Joseph Mallord William Turner (1775-1851) was an English painter whose special talent was to capture the English light and weather in all its vicissitudes. This oil on canvas work was painted around 1842 in the latter years of Turner’s life.
Turner is considered one of the most original and gifted of all English landscape painters and was a prolific artist. His work became increasingly expressive and loosely painted as he became older. This painting is famous and highly admired, but at the time of production, was attacked by critics as ‘soapsuds and whitewash’.

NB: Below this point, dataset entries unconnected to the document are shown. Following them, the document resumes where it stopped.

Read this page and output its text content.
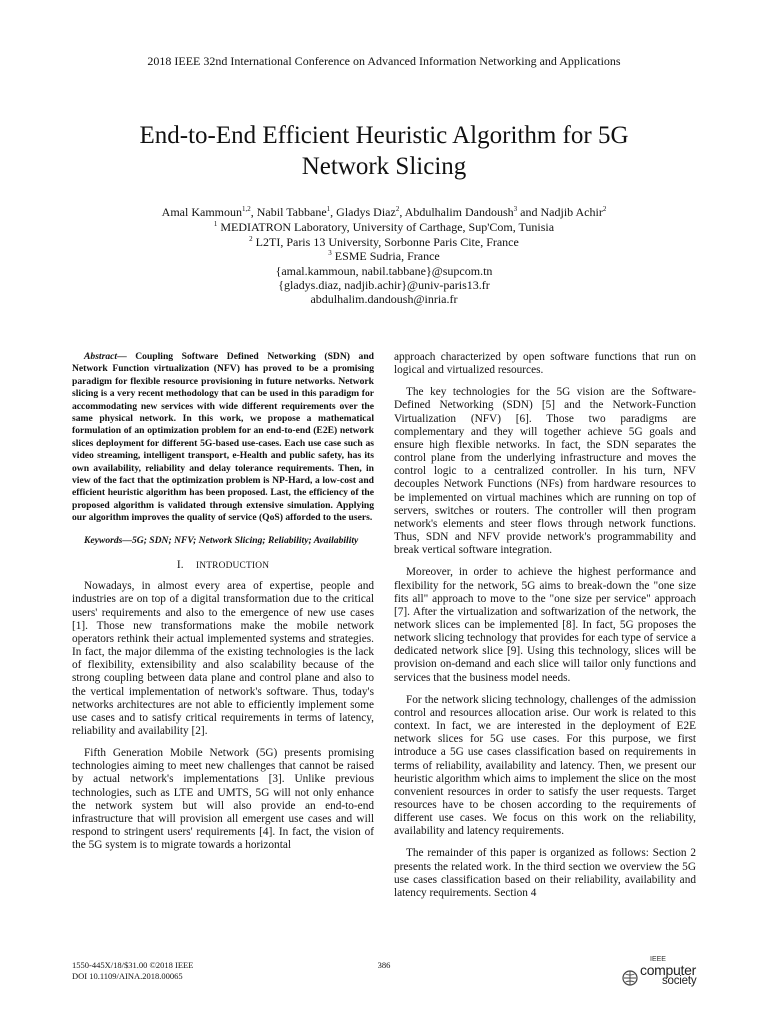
2018 IEEE 32nd International Conference on Advanced Information Networking and Applications
End-to-End Efficient Heuristic Algorithm for 5G
Network Slicing
Amal Kammoun$^{1,2}$, Nabil Tabbane$^1$, Gladys Diaz$^2$, Abdulhalim Dandoush$^3$ and Nadjib Achir$^2$
$^1$ MEDIATRON Laboratory, University of Carthage, Sup'Com, Tunisia
$^2$ L2TI, Paris 13 University, Sorbonne Paris Cite, France
$^3$ ESME Sudria, France
{amal.kammoun, nabil.tabbane}@supcom.tn
{gladys.diaz, nadjib.achir}@univ-paris13.fr
abdulhalim.dandoush@inria.fr
Abstract— Coupling Software Defined Networking (SDN) and Network Function virtualization (NFV) has proved to be a promising paradigm for flexible resource provisioning in future networks. Network slicing is a very recent methodology that can be used in this paradigm for accommodating new services with wide different requirements over the same physical network. In this work, we propose a mathematical formulation of an optimization problem for an end-to-end (E2E) network slices deployment for different 5G-based use-cases. Each use case such as video streaming, intelligent transport, e-Health and public safety, has its own availability, reliability and delay tolerance requirements. Then, in view of the fact that the optimization problem is NP-Hard, a low-cost and efficient heuristic algorithm has been proposed. Last, the efficiency of the proposed algorithm is validated through extensive simulation. Applying our algorithm improves the quality of service (QoS) afforded to the users.
Keywords—5G; SDN; NFV; Network Slicing; Reliability; Availability
I. INTRODUCTION

Nowadays, in almost every area of expertise, people and industries are on top of a digital transformation due to the critical users' requirements and also to the emergence of new use cases [1]. Those new transformations make the mobile network operators rethink their actual implemented systems and strategies. In fact, the major dilemma of the existing technologies is the lack of flexibility, extensibility and also scalability because of the strong coupling between data plane and control plane and also to the vertical implementation of network's software. Thus, today's networks architectures are not able to efficiently implement some use cases and to satisfy critical requirements in terms of latency, reliability and availability [2].

Fifth Generation Mobile Network (5G) presents promising technologies aiming to meet new challenges that cannot be raised by actual network's implementations [3]. Unlike previous technologies, such as LTE and UMTS, 5G will not only enhance the network system but will also provide an end-to-end infrastructure that will provision all emergent use cases and will respond to stringent users' requirements [4]. In fact, the vision of the 5G system is to migrate towards a horizontal

approach characterized by open software functions that run on logical and virtualized resources.

The key technologies for the 5G vision are the Software-Defined Networking (SDN) [5] and the Network-Function Virtualization (NFV) [6]. Those two paradigms are complementary and they will together achieve 5G goals and ensure high flexible networks. In fact, the SDN separates the control plane from the underlying infrastructure and moves the control logic to a centralized controller. In his turn, NFV decouples Network Functions (NFs) from hardware resources to be implemented on virtual machines which are running on top of servers, switches or routers. The controller will then program network's elements and steer flows through network functions. Thus, SDN and NFV provide network's programmability and break vertical software integration.

Moreover, in order to achieve the highest performance and flexibility for the network, 5G aims to break-down the "one size fits all" approach to move to the "one size per service" approach [7]. After the virtualization and softwarization of the network, the network slices can be implemented [8]. In fact, 5G proposes the network slicing technology that provides for each type of service a dedicated network slice [9]. Using this technology, slices will be provision on-demand and each slice will tailor only functions and services that the business model needs.

For the network slicing technology, challenges of the admission control and resources allocation arise. Our work is related to this context. In fact, we are interested in the deployment of E2E network slices for 5G use cases. For this purpose, we first introduce a 5G use cases classification based on requirements in terms of reliability, availability and latency. Then, we present our heuristic algorithm which aims to implement the slice on the most convenient resources in order to satisfy the user requests. Target resources have to be chosen according to the requirements of different use cases. We focus on this work on the reliability, availability and latency requirements.

The remainder of this paper is organized as follows: Section 2 presents the related work. In the third section we overview the 5G use cases classification based on their reliability, availability and latency requirements. Section 4

1550-445X/18/$31.00 ©2018 IEEE
DOI 10.1109/AINA.2018.00065
386
IEEE
computer
society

According to this article by Meryle Secrest, when this work was first exhibited “the public was outraged, scandalized. Mr. Turner, the critics said, had gone mad. Turner was naturally upset, but he had probably expected this response. He took great pains with the title so as to assure his viewers that he had put down on canvas exactly what had happened: a steamboat just off a harbour mouth in shallow water had been battered by a snowstorm. The 64-year-old Turner had ordered himself lashed to the ship’s mast for four hours in the midst of the storm. He said later that he had not expected to survive, but he had more than endured, he had triumphed; and the painting is one of his finest achievements”. Turner’s desire to paint expressively and in ‘plein air’ (the open air, straight from life) was unusual and showed a modern outlook and constant desire to experiment and improve.